The Nordic majority of the region (Denmark, Finland, Iceland, Norway and Sweden) and the Baltic three (Estonia, Latvia and Lithuania_ have the potential to carry significant responsibility from a global security standpoint, according to research conducted by the Atlantic Council, a Washington, D.C.-based organization that promotes constructive U.S. leadership through the Atlantic community to address international challenges of the 21st century.

The Baltic region – democratic in practice and economically growing – has a track record of independent success, despite its non-linear path to transatlantic gains.

Prior to the end of the Cold War, before the Soviet Union parted into 15 separate countries, Estonia was the first to demand independence beginning in 1987. Shortly after, Lithuania and Latvia followed their neighbor to the North. Although the countries remain geographically close to Russia – Estonia and Latvia are cemented to its Western border – two decades after the fall of Communism, the Baltic region is politically and economically closer to NATO and the EU.

“Today, the three Baltic states have performed better than any other countries in the former Soviet Union,” said His Excellency Jonas Hafstrom, Ambassador of Sweden to the United States. “It would be an understatement to say that the region is flourishing.”

The UK Prime Minister David Cameron held a Nordic-Baltic summit in January 2011, which addressed social and economic platforms, and emphasized issues such as health care reform over security concerns.

Edward Lucas, author of Loose Ends and Their Virtues: A Conceptual Non-Framework for Nordic-Baltic Security Cooperation, published by The Atlantic Council, said that although the Baltic states must separate their security priorities from the greater Eastern-Western agenda, historically, Baltic security has “never been in better shape.”

And security, in this case, is not limited to the military.

“When we talk about security, we’re not always talking about military might,” Masha Yovanovitch, Deputy Assistant Secretary of State for European and Eurasian Affairs, said. The Nordic-Baltic’s role in the 21st century includes a modern framework of regions working under an economic and energy umbrella – two potential pillars of future security.

“One half of all energy consumed in Finland comes from Russia,” Pekka Sutela, Senior Advisor at the Bank of Finland, located in Helsinki, said.

Some officials think the region should adopt an eight-country common energy policy that would include oil, gas and electricity, but a universal plan among regional states would be tough to navigate, and even tougher to implement. “Between 2005 and 2011, there has been progress made,” Sutela said. “But it’s hard to achieve a common energy policy. It’s even hard in the Baltics.”

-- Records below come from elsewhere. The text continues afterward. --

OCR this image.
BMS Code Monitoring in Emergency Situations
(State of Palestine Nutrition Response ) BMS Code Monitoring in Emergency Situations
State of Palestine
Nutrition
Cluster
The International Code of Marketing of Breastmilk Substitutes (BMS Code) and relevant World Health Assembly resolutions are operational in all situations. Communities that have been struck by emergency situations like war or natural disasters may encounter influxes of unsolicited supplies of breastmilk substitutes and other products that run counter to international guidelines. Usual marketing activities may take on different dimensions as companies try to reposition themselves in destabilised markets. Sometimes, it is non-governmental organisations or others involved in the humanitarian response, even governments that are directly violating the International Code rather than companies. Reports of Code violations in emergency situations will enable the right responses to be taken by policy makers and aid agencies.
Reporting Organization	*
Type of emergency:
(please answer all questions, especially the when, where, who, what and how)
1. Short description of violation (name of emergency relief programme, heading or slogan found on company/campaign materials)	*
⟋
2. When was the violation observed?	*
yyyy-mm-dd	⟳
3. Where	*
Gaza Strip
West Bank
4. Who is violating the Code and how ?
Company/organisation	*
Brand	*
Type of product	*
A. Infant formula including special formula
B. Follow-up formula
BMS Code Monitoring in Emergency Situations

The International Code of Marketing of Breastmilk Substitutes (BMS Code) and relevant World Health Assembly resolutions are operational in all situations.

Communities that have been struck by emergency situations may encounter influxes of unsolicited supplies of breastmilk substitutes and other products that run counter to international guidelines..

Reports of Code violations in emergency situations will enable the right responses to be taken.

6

Tomas Malmlof, a researcher at the Swedish Defense Research Institute, located in Stockholm, said the region is in a strategic location to build a nuclear power plant. “It should be possible to balance security [from an electricity standpoint},” he said.

According to Malmlof this balance requires two major conditions: First, “To encourage the three Baltic states to work together and not as separate markets;” and second, “To convince the EU to support the request for better energy security.”

Andris Spruds, a lecturer at Riga University, located in Latvia, said incorporating alternative energy sources such as green or clean energy, and distributing them between more and less vulnerable countries, could help address current energy obstacles from a security standpoint. According to Spruds, more “EU-zation” – a higher presence of the EU in the region – is an important step to furthering energy security, in addition to financial support for connection projects.

Deemphasizing the “’we are safe, we are part of the EU’ mentality” is also important, Spruds said. “It’s still developing. There are still structural challenges with our neighbor to the East.”

Former President Vaira Vike-Freiberga of Latvia is proud of the region’s collective progress since the Soviet Union’s control. “We were an independent republic before the Soviet Union and we are independent again,” she said. “When the time came that it was accepted that there were eight countries together, great progress was made.”

Looking forward, and reflecting on decisions of the past, the former President said, “We have found truly common ground on important political questions. [In Iraq] we took a position that was pro American, and some still remind us of that.” According to Vike-Freiberga, Russia has greatly opposed Nordic-Baltic integration with NATO and the EU.

Kadri Liik, a researcher at the International Centre for Defense Studies, located in Tallinn, said democratic efforts are essential components of regional security. “If you don’t engage in democracy building you might be forced to engage in state building later on,” Liik said.

But there is a cautionary viewpoint prevalent in the region that is slowing down the democratic track. The “we shouldn’t mettle in Russia’s backyard” view, according to Liik, is counterproductive. “Is democracy building in a post-Soviet space bound to irritate Russia? Not as much as people think,” she said.

The goal instead, according to Liik, should be helping non-member regional states qualify for EU and NATO membership. “Quite clearly Russia doesn’t know where it’s going next. They don’t know who will be president next year,” she said. “We have to be thankful the membership question is not right now. We [have to first] focus on helping them qualify.”

Steve Flanagan, Senior Vice President of the Center for Strategic and International Studies, located in Washington, D.C., said there should be a global agenda so the region is prepared to tackle the challenges of an unpredictable and interconnected world. “I’m going to make a plea that there has been quite a robust involvement,” he said.

But not robust enough. “I think there is a certain resistance of getting attention in Washington.”

This kind of resistance, according to Flanagan, forces U.S. and others to carry the greatest responsibility, and has been continuously pushed back.

Damon Wilson, Executive Vice President of the Atlantic Council, said the Nordic-Baltic region offers “problem solving rather than problem causing” strategies, and that “greater integration offers the opportunity to be a top partner to the U.S.”

“In order for this to work,” he said, “we need the support of the U.S. [There is] the potential for the U.S. to think about the impact it can have on a greater scale.”